Friday morning we headed out to the Hospital, the “Spa Side” as I like to call it. Shands has two main campuses and their South Tower is definitely much nicer (and newer). In the surgery prep area, they even give you a “warming gown” that they plug into a heater and you can control the temperature! Everything was on schedule, the surgeon came by and told us the surgery would be between 3.5 hours and 5 hours and it took 3.5 hours. Everything went really well. I woke up without an ostomy and was so relieved! The surgeon indicated that everything had gone really well and that the gallbladder was “pretty scarred and looked very unhealthy” which put my mind at ease, I felt like I had truly made the right decision. Interestingly, they have to cut an artery usually to remove the gallbladder and in my case the artery was no where to be found. We think this is a result of the artery dissection in my liver from the radioembolization so the gallbladder was most likely not getting enough blood flow – now why was this not showing up on the scans remains a mystery. The other good news is that the surgeon was able to take a good look at the abdominal cavity and did not find any suspicious spots, everything was squeaky clean! My tumor and nearby lymph nodes were sent out to be biopsied and I am still waiting on those results. My recovery in the Hospital was pretty good, it was rough I must admit but nothing I couldn’t handle. Fred stayed with me until Saturday night and came home. I was fine, I don’t really like having people look at me in pain or not feeling well anyways. I thought it would be much more productive for him to be home with the kids then to just wait with me for my body to start passing gas! (This is why I had bought gum, I read it could help the bowels wake up).

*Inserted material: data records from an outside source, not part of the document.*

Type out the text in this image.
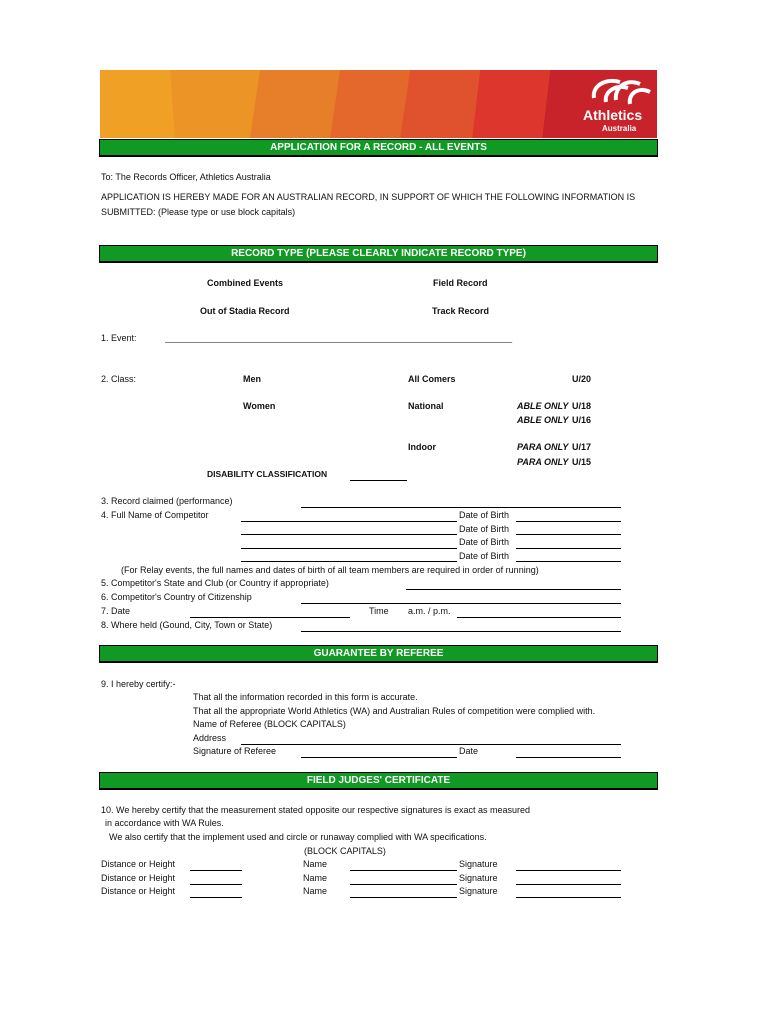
Athletics
Australia
APPLICATION FOR A RECORD - ALL EVENTS
To: The Records Officer, Athletics Australia
APPLICATION IS HEREBY MADE FOR AN AUSTRALIAN RECORD, IN SUPPORT OF WHICH THE FOLLOWING INFORMATION IS
SUBMITTED: (Please type or use block capitals)
RECORD TYPE (PLEASE CLEARLY INDICATE RECORD TYPE)
Combined Events	Field Record
Out of Stadia Record	Track Record
1. Event:	______________________________________________________________________________
2. Class:	Men	All Comers	U/20
Women	National	ABLE ONLY U/18
ABLE ONLY U/16
Indoor	PARA ONLY U/17
PARA ONLY U/15
DISABILITY CLASSIFICATION
3. Record claimed (performance)
4. Full Name of Competitor	Date of Birth
Date of Birth
Date of Birth
Date of Birth
(For Relay events, the full names and dates of birth of all team members are required in order of running)
5. Competitor's State and Club (or Country if appropriate)
6. Competitor's Country of Citizenship
7. Date	Time a.m. / p.m.
8. Where held (Gound, City, Town or State)
GUARANTEE BY REFEREE
9. I hereby certify:-
That all the information recorded in this form is accurate.
That all the appropriate World Athletics (WA) and Australian Rules of competition were complied with.
Name of Referee (BLOCK CAPITALS)
Address
Signature of Referee	Date
FIELD JUDGES' CERTIFICATE
10. We hereby certify that the measurement stated opposite our respective signatures is exact as measured
in accordance with WA Rules.
We also certify that the implement used and circle or runaway complied with WA specifications.
(BLOCK CAPITALS)
Distance or Height	Name	Signature
Distance or Height	Name	Signature
Distance or Height	Name	Signature
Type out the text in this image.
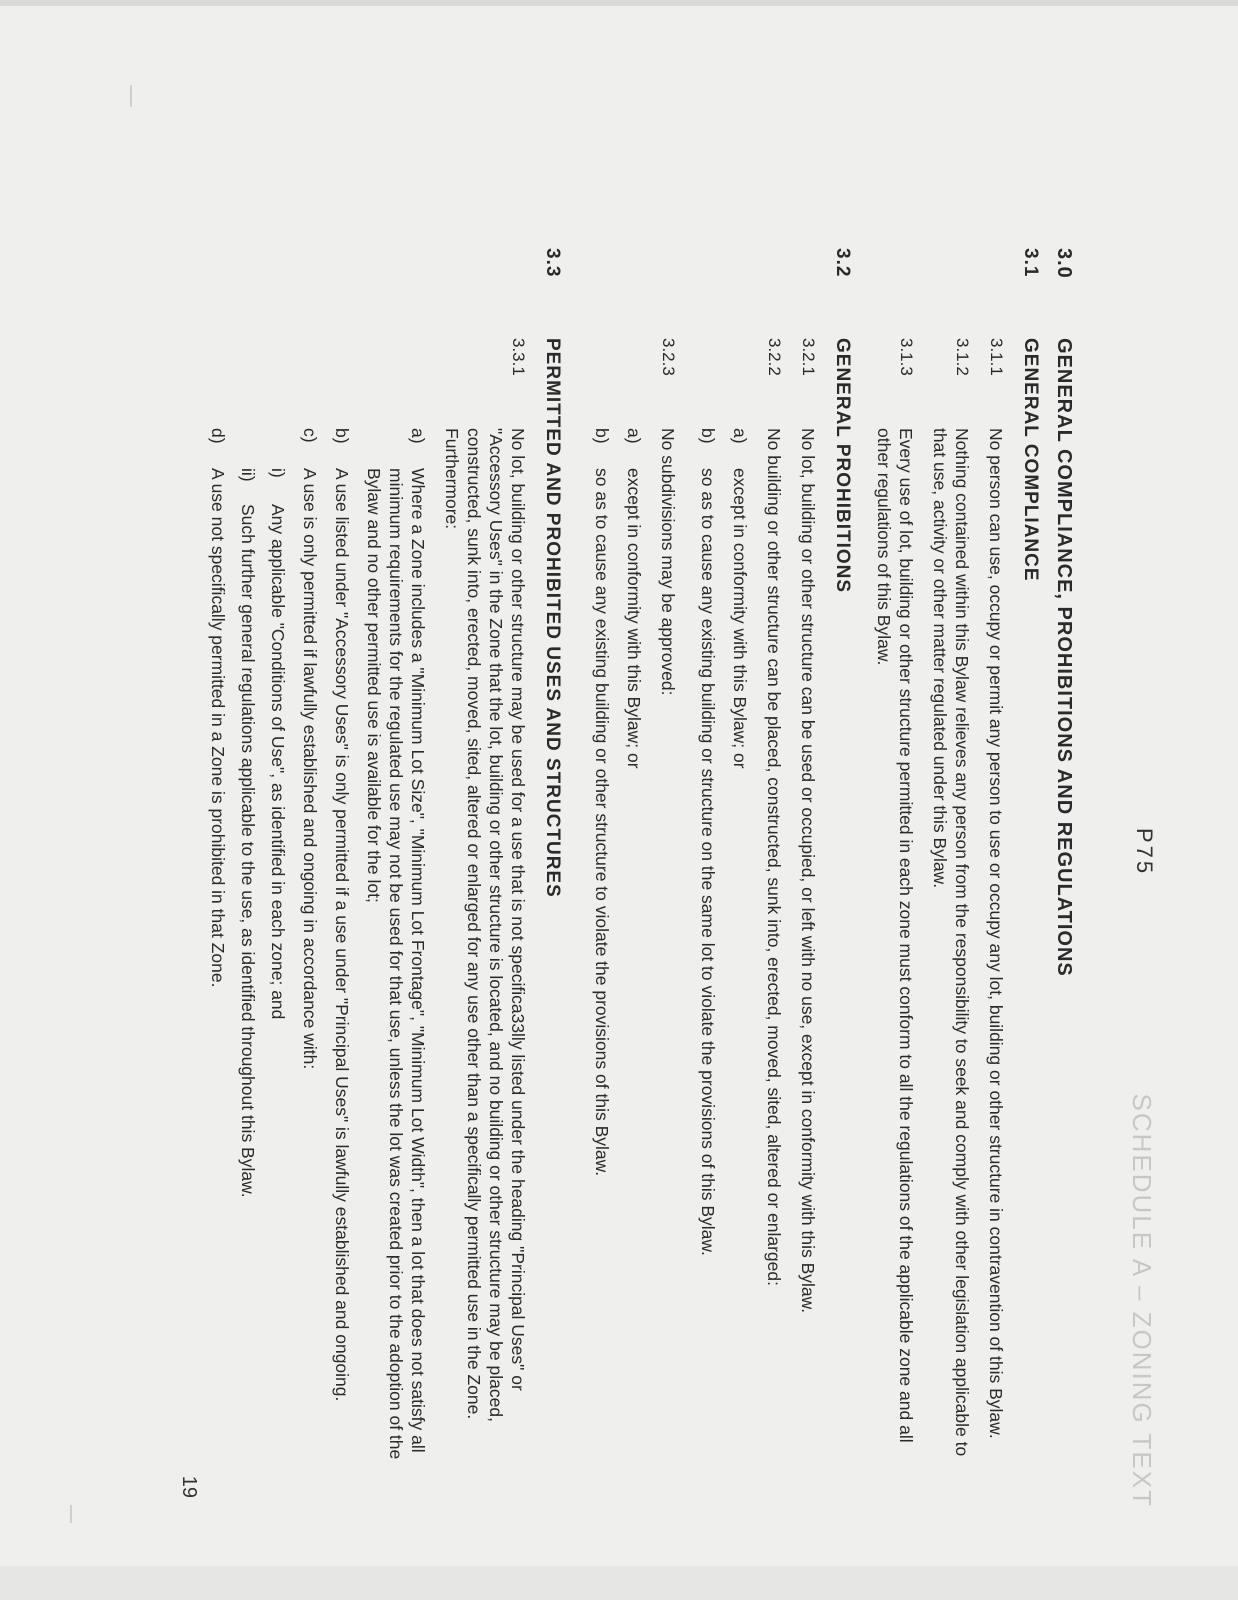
P75
SCHEDULE A – ZONING TEXT
3.0
GENERAL COMPLIANCE, PROHIBITIONS AND REGULATIONS
3.1
GENERAL COMPLIANCE
3.1.1
No person can use, occupy or permit any person to use or occupy any lot, building or other structure in contravention of this Bylaw.
3.1.2
Nothing contained within this Bylaw relieves any person from the responsibility to seek and comply with other legislation applicable to that use, activity or other matter regulated under this Bylaw.
3.1.3
Every use of lot, building or other structure permitted in each zone must conform to all the regulations of the applicable zone and all other regulations of this Bylaw.
3.2
GENERAL PROHIBITIONS
3.2.1
No lot, building or other structure can be used or occupied, or left with no use, except in conformity with this Bylaw.
3.2.2
No building or other structure can be placed, constructed, sunk into, erected, moved, sited, altered or enlarged:
a)
except in conformity with this Bylaw; or
b)
so as to cause any existing building or structure on the same lot to violate the provisions of this Bylaw.
3.2.3
No subdivisions may be approved:
a)
except in conformity with this Bylaw; or
b)
so as to cause any existing building or other structure to violate the provisions of this Bylaw.
3.3
PERMITTED AND PROHIBITED USES AND STRUCTURES
3.3.1
No lot, building or other structure may be used for a use that is not specifica33lly listed under the heading "Principal Uses" or "Accessory Uses" in the Zone that the lot, building or other structure is located, and no building or other structure may be placed, constructed, sunk into, erected, moved, sited, altered or enlarged for any use other than a specifically permitted use in the Zone. Furthermore:
a)
Where a Zone includes a "Minimum Lot Size", "Minimum Lot Frontage", "Minimum Lot Width", then a lot that does not satisfy all minimum requirements for the regulated use may not be used for that use, unless the lot was created prior to the adoption of the Bylaw and no other permitted use is available for the lot;
b)
A use listed under "Accessory Uses" is only permitted if a use under "Principal Uses" is lawfully established and ongoing.
c)
A use is only permitted if lawfully established and ongoing in accordance with:
i)
Any applicable "Conditions of Use", as identified in each zone; and
ii)
Such further general regulations applicable to the use, as identified throughout this Bylaw.
d)
A use not specifically permitted in a Zone is prohibited in that Zone.
19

When I finally did, I was able to eat again and as soon as they felt that the new plumbing was working they sent me home! I am glad to be home with my family, it was so heart warming to have my boys run out of the house to greet me when I arrived, it makes pulling through all the pain and side effects so worth it. I felt so lucky that my in-laws were here to help with the boys.
One thing I have learned for sure through this process is that I need to listen to my body. Getting my gallbladder out was definitely the right thing and only time will tell if it was for getting my colon resected.
Thank you again for all your words of encouragement, they really help, especially in the darkest moments.